Ama kimse savaşmak istemiyordu. O kadar kaybedişten sonra... Artık değil.
Bir kez daha kaybetmeyeceklerdi.
*
Sabahın ilk ışıklarını geçmiş dahi olsalar güzel bir sabahı hemen bitirmeyeceklerdi. Dördü de mesleki deformasyon sayılabilecek şekilde az uyurdu. Gwen de kısa uykularından birini almıştı ve kesinlikle yetmişti. Bethany ile beraber kahve içiyor ve enerji akışlarını takip ederek kendilerinden habersiz birisinin gelmiş olup olamayacağını kontrol ediyorlardı.

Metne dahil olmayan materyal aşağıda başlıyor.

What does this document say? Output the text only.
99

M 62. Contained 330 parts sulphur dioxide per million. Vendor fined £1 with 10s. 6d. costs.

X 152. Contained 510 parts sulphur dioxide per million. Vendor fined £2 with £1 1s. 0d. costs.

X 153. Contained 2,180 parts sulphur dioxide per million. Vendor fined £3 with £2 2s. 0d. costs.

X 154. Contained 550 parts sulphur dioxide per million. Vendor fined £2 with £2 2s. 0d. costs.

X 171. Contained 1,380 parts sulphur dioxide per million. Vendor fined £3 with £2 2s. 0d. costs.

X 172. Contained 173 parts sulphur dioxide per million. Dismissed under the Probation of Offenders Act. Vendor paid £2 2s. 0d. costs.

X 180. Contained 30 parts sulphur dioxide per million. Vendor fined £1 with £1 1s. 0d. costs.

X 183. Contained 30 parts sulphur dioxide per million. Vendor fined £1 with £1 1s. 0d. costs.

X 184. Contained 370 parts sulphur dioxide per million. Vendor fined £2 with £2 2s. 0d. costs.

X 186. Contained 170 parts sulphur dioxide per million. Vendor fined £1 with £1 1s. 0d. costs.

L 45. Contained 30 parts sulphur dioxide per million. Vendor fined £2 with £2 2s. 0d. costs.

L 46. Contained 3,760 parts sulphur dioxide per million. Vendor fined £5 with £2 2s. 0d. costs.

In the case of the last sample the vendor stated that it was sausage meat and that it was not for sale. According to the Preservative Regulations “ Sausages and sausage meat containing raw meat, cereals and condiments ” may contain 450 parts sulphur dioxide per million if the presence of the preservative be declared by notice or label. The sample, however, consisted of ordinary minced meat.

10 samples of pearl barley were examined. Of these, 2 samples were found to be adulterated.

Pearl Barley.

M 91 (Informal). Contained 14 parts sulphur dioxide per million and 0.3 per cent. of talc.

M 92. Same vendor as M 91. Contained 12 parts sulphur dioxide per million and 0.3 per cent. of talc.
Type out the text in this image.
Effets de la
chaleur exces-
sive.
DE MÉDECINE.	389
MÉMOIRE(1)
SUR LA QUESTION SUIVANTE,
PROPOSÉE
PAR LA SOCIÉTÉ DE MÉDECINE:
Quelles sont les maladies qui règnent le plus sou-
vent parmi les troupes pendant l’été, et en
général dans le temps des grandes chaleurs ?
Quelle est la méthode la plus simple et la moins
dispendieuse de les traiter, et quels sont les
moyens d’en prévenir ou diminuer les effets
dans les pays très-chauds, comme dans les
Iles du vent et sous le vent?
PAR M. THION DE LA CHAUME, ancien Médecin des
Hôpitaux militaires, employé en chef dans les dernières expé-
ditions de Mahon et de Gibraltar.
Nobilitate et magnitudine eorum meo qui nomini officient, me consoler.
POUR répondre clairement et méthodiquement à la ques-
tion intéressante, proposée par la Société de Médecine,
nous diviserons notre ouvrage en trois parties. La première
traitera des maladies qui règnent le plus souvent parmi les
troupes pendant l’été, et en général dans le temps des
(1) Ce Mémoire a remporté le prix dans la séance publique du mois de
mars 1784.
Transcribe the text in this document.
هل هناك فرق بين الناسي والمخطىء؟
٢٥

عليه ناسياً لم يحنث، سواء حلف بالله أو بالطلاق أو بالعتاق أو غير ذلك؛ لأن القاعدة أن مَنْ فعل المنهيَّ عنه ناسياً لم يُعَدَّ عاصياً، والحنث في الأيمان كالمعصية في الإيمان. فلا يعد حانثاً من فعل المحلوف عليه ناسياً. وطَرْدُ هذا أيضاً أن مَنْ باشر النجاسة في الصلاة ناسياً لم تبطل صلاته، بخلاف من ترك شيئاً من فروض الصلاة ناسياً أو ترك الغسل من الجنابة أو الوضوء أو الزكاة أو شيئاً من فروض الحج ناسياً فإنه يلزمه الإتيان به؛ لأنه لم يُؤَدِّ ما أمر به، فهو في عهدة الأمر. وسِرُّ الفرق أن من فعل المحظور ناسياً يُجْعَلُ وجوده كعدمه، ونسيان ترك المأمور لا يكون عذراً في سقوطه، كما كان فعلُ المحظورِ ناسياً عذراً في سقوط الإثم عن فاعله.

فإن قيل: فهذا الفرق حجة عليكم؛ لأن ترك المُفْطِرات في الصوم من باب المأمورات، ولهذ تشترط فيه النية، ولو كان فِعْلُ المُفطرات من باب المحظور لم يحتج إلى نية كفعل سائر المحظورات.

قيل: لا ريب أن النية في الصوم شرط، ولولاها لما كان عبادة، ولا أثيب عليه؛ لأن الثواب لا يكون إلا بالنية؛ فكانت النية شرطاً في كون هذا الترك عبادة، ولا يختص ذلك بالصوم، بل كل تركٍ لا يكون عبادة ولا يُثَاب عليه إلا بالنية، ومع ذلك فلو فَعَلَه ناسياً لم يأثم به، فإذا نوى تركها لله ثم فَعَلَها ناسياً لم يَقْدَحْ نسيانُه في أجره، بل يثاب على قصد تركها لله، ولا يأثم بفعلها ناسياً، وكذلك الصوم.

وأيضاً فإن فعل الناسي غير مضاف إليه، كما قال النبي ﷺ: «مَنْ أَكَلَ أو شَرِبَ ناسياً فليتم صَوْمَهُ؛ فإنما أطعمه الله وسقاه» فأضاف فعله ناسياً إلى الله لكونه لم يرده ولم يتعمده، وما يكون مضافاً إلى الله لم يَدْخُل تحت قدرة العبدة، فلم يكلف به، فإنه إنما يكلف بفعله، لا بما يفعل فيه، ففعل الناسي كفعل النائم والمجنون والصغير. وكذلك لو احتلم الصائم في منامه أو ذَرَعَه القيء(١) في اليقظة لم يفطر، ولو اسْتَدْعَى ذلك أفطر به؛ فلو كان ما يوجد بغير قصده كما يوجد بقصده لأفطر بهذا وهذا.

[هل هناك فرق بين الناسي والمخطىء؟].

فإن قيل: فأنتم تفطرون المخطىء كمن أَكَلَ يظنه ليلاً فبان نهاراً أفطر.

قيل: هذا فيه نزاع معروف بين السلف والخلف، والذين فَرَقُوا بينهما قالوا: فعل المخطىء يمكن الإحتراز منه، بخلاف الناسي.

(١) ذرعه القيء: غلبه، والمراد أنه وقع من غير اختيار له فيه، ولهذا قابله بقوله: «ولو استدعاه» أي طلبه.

"Siz diğer evrenliler hiç uyumaz mısınız?" diye homurdanarak gelen Clint'e hiçbiri bakmadı. En az onun kadar uykulu olan Sam de aynı şekilde söyleniyor ve makinden kahve almaya çalışıyordu. "Hiç gelen giden var mı bari?"
Üçü de Bethany'e başlarını çevirdiler ve onarlın fark etmesini beklediler. Ama iki adam da kelimenin tam anlamıyla balık gibi bakıyorlardı. Loki, gözlerini devirerek okuduğu sayfayı çevirdi ve büyüsüyle ona birer fincan kahve koydu. "Siz salaklar ayıldığınızda yeniden konuşalım."
"Onlar Clary ve Sam gibiler." Dedi Bethany bir an için geçmişe dalarak. Mutlu ve savaşsız yıllar... "Ve artık onları böyle bile çağıramıyorum."
"Boş umut vermeyi sevmem ama Bett, bence değişmiş olabilirler." Dedi Gwen konuşmakta emin olamayarak. Eski Avengers, onun dostlarıydı ve en kötü hallerini bile görmüştü. Yeniden en iyi hallerine dönüp dönmediklerine emin olmaları mümkün değildi. Onu umutlandırmak istemedi.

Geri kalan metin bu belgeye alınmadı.